Still, some New York Democrats wish the state were more aggressive in counteracting Trump’s efforts to mold blue states’ political destinies. And Trump’s cuts are bolstering calls to hike taxes on rich people in California and New York, a move both states’ governors oppose.
“It’s going to require us to really do what we should be doing, which is sharing our prosperity here in New York,” Lt. Gov. Antonio Delgado, who is challenging Hochul in a June primary, said in an interview. “Obviously his decision is disgusting, immoral and deeply regrettable. That being said, New York has a responsibility to step up and do what we can. If that means raising revenue, we should.”

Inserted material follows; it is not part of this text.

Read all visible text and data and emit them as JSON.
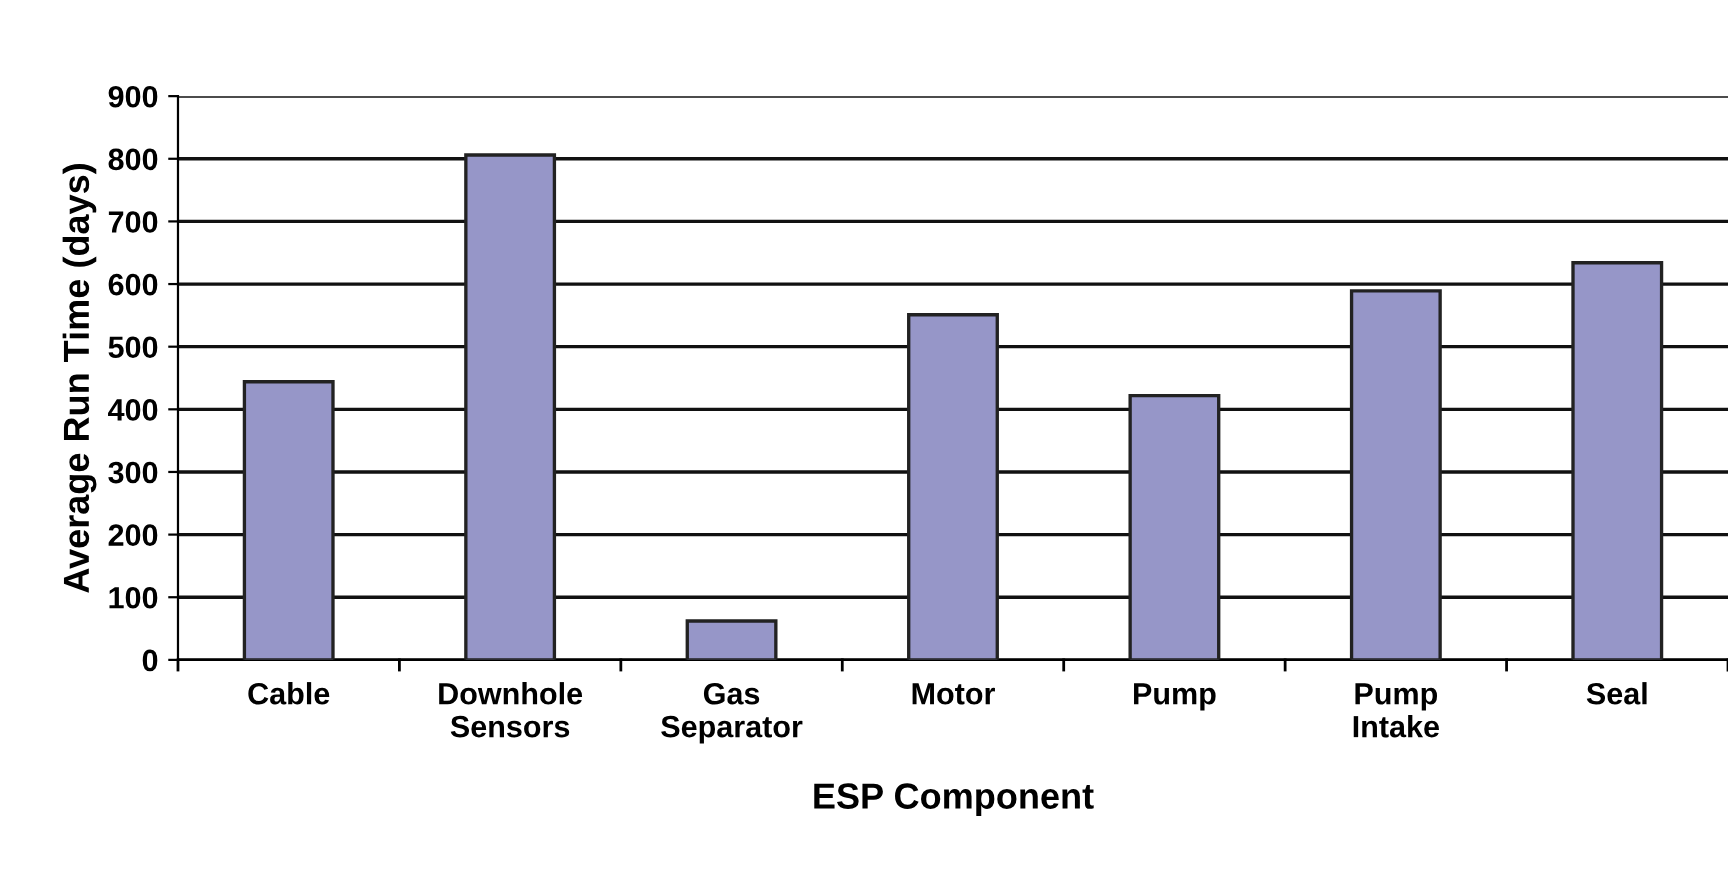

The development arrives at a delicate time for Hochul and newly inaugurated New York City Mayor Zohran Mamdani. The two Democrats are pursuing the creation of a free child care program — a politically popular, but expensive measure that’s expected to cost $15 billion once fully phased in.

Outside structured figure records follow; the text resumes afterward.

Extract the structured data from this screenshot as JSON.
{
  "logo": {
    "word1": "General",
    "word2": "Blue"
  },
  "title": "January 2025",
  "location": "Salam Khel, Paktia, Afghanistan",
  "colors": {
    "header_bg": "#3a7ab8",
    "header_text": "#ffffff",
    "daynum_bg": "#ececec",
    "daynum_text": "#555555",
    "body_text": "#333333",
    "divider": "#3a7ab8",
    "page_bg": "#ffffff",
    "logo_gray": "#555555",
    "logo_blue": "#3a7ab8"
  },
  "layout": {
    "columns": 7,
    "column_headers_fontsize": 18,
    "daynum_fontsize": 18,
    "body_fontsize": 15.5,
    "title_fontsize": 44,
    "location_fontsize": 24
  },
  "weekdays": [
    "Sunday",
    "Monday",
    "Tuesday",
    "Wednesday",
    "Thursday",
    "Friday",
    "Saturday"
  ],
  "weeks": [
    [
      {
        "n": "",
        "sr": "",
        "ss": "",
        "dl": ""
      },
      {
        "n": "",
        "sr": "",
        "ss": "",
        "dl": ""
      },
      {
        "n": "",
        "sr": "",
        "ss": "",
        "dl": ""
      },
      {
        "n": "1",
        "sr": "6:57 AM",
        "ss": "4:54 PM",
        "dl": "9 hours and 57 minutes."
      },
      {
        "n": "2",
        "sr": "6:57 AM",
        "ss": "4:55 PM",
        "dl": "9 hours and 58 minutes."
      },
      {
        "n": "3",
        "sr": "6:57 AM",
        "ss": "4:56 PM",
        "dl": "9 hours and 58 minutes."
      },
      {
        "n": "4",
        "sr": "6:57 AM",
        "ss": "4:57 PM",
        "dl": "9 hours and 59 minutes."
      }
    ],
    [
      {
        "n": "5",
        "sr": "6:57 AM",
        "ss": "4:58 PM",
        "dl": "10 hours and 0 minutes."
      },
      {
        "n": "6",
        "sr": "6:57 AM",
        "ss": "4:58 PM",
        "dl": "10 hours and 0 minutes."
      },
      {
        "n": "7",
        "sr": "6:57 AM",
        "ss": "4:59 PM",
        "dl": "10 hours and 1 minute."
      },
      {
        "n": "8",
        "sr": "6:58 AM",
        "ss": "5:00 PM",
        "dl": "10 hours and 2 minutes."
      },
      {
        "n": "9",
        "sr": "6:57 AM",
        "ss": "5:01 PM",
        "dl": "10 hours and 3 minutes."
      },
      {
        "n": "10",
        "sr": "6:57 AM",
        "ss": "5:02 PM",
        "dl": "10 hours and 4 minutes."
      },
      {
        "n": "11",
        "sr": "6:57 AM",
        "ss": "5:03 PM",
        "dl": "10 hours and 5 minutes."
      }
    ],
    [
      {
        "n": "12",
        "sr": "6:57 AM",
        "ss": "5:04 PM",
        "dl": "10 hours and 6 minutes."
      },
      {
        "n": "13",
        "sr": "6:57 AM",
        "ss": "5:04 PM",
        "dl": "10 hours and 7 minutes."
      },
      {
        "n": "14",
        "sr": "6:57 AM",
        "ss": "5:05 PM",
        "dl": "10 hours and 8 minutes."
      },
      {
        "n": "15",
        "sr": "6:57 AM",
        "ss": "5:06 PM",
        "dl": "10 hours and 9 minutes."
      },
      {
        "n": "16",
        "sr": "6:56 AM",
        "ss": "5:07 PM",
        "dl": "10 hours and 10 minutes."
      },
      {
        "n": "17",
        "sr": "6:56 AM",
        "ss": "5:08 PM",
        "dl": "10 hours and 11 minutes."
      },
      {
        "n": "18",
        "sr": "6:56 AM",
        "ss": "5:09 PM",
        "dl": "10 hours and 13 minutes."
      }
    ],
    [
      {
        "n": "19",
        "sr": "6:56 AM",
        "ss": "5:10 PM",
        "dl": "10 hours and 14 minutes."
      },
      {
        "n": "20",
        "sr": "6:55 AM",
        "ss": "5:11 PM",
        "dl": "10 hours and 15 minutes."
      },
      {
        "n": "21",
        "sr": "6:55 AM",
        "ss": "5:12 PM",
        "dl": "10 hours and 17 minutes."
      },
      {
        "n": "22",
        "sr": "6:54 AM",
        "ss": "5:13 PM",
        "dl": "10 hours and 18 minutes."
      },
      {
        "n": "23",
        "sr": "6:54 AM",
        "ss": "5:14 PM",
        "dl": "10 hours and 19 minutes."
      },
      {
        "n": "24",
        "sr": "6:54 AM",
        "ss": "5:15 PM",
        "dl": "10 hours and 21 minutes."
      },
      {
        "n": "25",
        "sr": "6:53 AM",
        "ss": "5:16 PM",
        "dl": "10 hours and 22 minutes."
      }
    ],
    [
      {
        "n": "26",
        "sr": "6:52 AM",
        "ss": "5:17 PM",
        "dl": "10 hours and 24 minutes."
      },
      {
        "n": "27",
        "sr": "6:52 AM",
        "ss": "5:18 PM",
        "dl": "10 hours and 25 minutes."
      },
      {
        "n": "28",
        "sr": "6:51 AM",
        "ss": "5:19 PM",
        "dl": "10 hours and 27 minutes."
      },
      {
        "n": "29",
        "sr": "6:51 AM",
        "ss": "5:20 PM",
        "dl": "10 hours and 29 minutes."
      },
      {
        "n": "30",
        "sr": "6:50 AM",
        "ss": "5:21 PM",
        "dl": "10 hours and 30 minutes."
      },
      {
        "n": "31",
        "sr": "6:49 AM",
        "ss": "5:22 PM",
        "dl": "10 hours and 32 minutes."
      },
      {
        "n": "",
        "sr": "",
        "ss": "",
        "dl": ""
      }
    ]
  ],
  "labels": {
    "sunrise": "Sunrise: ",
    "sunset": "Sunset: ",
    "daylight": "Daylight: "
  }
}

Mamdani, who had a surprisingly chummy visit with Trump after his election last year where they bonded over sharing voters in the Big Apple, called the cuts “a cruel decision.”
In Colorado, the Trump administration is threatening a $24 million cut over commercial drivers licenses it says were illegally issued to immigrants. The state’s Democratic attorney general in a court filing Thursday accused the president of waging a “revenge campaign” by withholding funding and declining to release a pardoned elections clerk from prison, according to local media reports.

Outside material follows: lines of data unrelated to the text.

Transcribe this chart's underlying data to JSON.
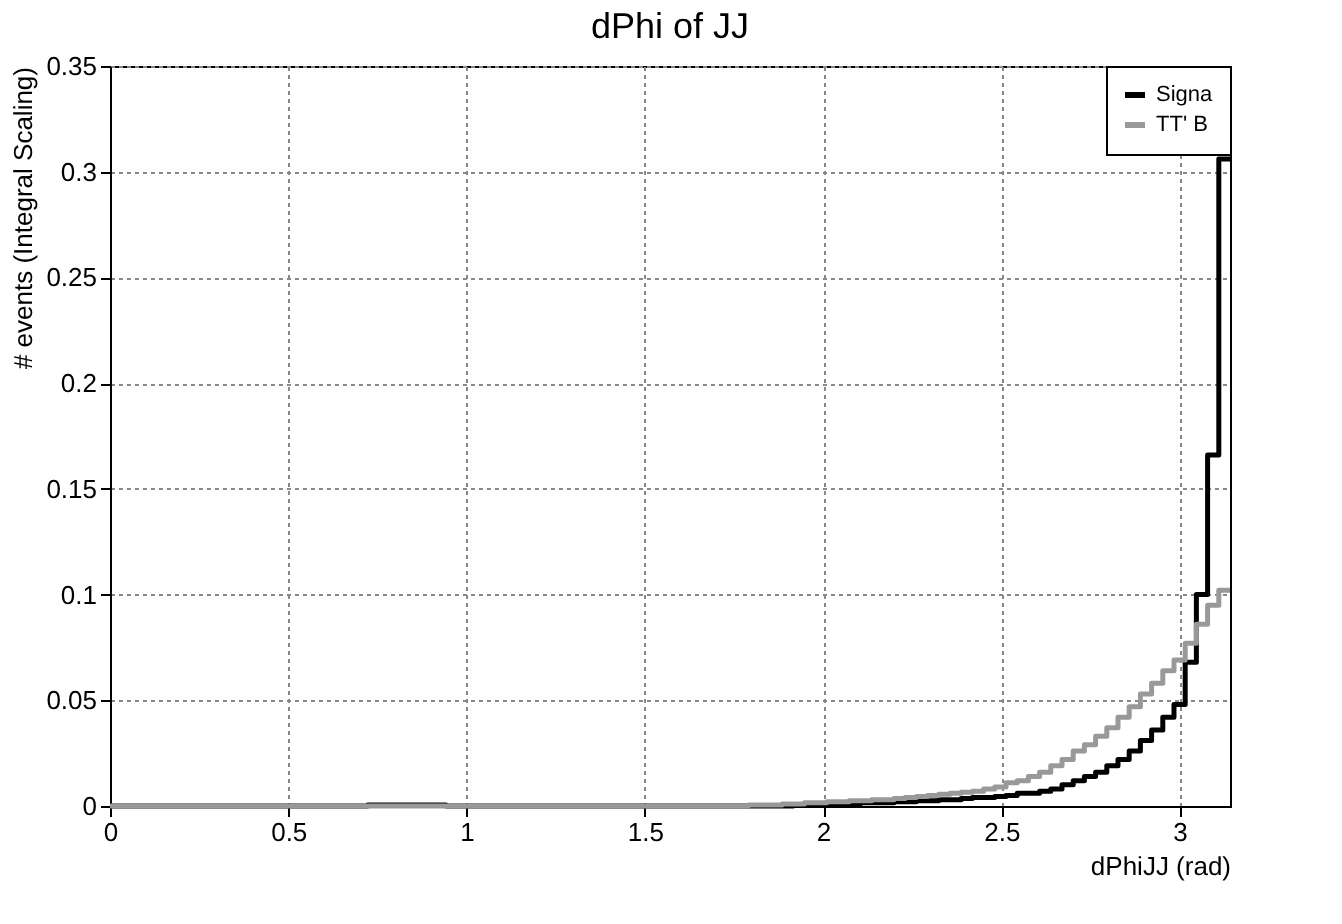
{
  "chart_data": {
    "type": "histogram",
    "title": "dPhi of JJ",
    "xlabel": "dPhiJJ (rad)",
    "ylabel": "# events (Integral Scaling)",
    "bins": [
      0,
      0.0314,
      0.0628,
      0.0942,
      0.1257,
      0.1571,
      0.1885,
      0.2199,
      0.2513,
      0.2827,
      0.3142,
      0.3456,
      0.377,
      0.4084,
      0.4398,
      0.4712,
      0.5027,
      0.5341,
      0.5655,
      0.5969,
      0.6283,
      0.6597,
      0.6912,
      0.7226,
      0.754,
      0.7854,
      0.8168,
      0.8482,
      0.8796,
      0.9111,
      0.9425,
      0.9739,
      1.0053,
      1.0367,
      1.0681,
      1.0996,
      1.131,
      1.1624,
      1.1938,
      1.2252,
      1.2566,
      1.2881,
      1.3195,
      1.3509,
      1.3823,
      1.4137,
      1.4451,
      1.4765,
      1.508,
      1.5394,
      1.5708,
      1.6022,
      1.6336,
      1.665,
      1.6965,
      1.7279,
      1.7593,
      1.7907,
      1.8221,
      1.8535,
      1.885,
      1.9164,
      1.9478,
      1.9792,
      2.0106,
      2.042,
      2.0735,
      2.1049,
      2.1363,
      2.1677,
      2.1991,
      2.2305,
      2.2619,
      2.2934,
      2.3248,
      2.3562,
      2.3876,
      2.419,
      2.4504,
      2.4819,
      2.5133,
      2.5447,
      2.5761,
      2.6075,
      2.6389,
      2.6704,
      2.7018,
      2.7332,
      2.7646,
      2.796,
      2.8274,
      2.8588,
      2.8903,
      2.9217,
      2.9531,
      2.9845,
      3.0159,
      3.0473,
      3.0788,
      3.1102,
      3.1416
    ],
    "series": [
      {
        "name": "Signa",
        "color": "#000000",
        "values": [
          0,
          0,
          0,
          0,
          0,
          0,
          0,
          0,
          0,
          0,
          0,
          0,
          0,
          0,
          0,
          0,
          0,
          0,
          0,
          0,
          0,
          0,
          0,
          0.0005,
          0.0005,
          0.0005,
          0.0005,
          0.0005,
          0.0005,
          0.0005,
          0,
          0,
          0,
          0,
          0,
          0,
          0,
          0,
          0,
          0,
          0,
          0,
          0,
          0,
          0,
          0,
          0,
          0,
          0,
          0,
          0,
          0,
          0,
          0,
          0,
          0,
          0,
          0,
          0,
          0,
          0,
          0.0005,
          0.0005,
          0.0005,
          0.001,
          0.001,
          0.001,
          0.0015,
          0.0015,
          0.0015,
          0.002,
          0.002,
          0.0025,
          0.0025,
          0.003,
          0.003,
          0.0035,
          0.004,
          0.004,
          0.0045,
          0.005,
          0.006,
          0.006,
          0.007,
          0.008,
          0.01,
          0.012,
          0.014,
          0.016,
          0.019,
          0.022,
          0.026,
          0.031,
          0.036,
          0.042,
          0.048,
          0.068,
          0.1,
          0.166,
          0.306
        ]
      },
      {
        "name": "TT' B",
        "color": "#999999",
        "values": [
          0,
          0,
          0,
          0,
          0,
          0,
          0,
          0,
          0,
          0,
          0,
          0,
          0,
          0,
          0,
          0,
          0,
          0,
          0,
          0,
          0,
          0,
          0,
          0,
          0,
          0,
          0,
          0,
          0,
          0,
          0,
          0,
          0,
          0,
          0,
          0,
          0,
          0,
          0,
          0,
          0,
          0,
          0,
          0,
          0,
          0,
          0,
          0,
          0,
          0,
          0,
          0,
          0,
          0,
          0,
          0,
          0,
          0.0005,
          0.0005,
          0.0005,
          0.001,
          0.001,
          0.0015,
          0.0015,
          0.002,
          0.002,
          0.0025,
          0.0025,
          0.003,
          0.003,
          0.0035,
          0.004,
          0.0045,
          0.005,
          0.0055,
          0.006,
          0.0065,
          0.007,
          0.008,
          0.009,
          0.011,
          0.012,
          0.014,
          0.016,
          0.019,
          0.022,
          0.026,
          0.029,
          0.033,
          0.037,
          0.042,
          0.047,
          0.053,
          0.058,
          0.064,
          0.069,
          0.077,
          0.086,
          0.095,
          0.102
        ]
      }
    ],
    "xlim": [
      0,
      3.1416
    ],
    "xticks": [
      0,
      0.5,
      1,
      1.5,
      2,
      2.5,
      3
    ],
    "ylim": [
      0,
      0.35
    ],
    "yticks": [
      0,
      0.05,
      0.1,
      0.15,
      0.2,
      0.25,
      0.3,
      0.35
    ],
    "grid": true,
    "legend": "top right",
    "line_style": "solid",
    "marker": "none"
  }
}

The state was also targeted with the child care funding freeze, as were Illinois, New York, Minnesota and California. All five states are suing in an attempt to access the money, and a federal judge temporarily blocked the cuts on Friday in response.
For Republicans, the scandal in Minnesota served not only as fresh justification for cuts targeting blue states, but also demonstrated the effectiveness of a fraud-focused line of attack.
“There’s no bigger political target on the landscape than Gavin Newsom,” said Jon Fleischman, a former executive director of the California GOP. “So if you go into Minnesota and uncover this kind of fraud, why wouldn’t you want to look at whether or not this kind of fraud is going on in California?”
A White House spokesperson did not respond to a request for comment.
In the wake of Walz dropping his reelection campaign, Democrats are laboring to contain the blast radius, fearing that even unsubstantiated allegations could resonate with voters.
“The withholding of funds, that’s a huge headache. But the other headache is that when the president says stuff like this, it undermines people’s confidence in government,” said California state Sen. Tom Umberg, a Democrat and former federal prosecutor. “It creates unnecessary turmoil based on nothing but fabricated allegations.”
In response, some Democratic operatives are warning against being drawn into a debate about public spending that focuses on potential fraud rather than on the people who benefit from a robust social safety net.
“Donald Trump is weaponizing the federal government in order to harm poor people and exert dominance over his foes,” said Mike Shimpock, a Los Angeles based consultant. “The debate isn’t: ‘Is there fraud in social services?’ The debate is: Are you creating a government that’s run for billionaires and corporations?”
Elizabeth Ashford, a consultant whose clients include California’s Assembly speaker, Robert Rivas, argued California’s extensive system of budget oversight committees and audits is effectively policing the system.
“Trump is in panic, wag-the-dog mode, and of course he is only going after Democratic governors — that’s how he operates,” Ashford said, drawing a parallel between Trump threatening childcare funding and California struggling to wring more wildfire assistance out of the federal government.
“We’ve already paid for this stuff,” Ashford said. “Now he’s going to take this money and move it around to red states? It’s disgusting.”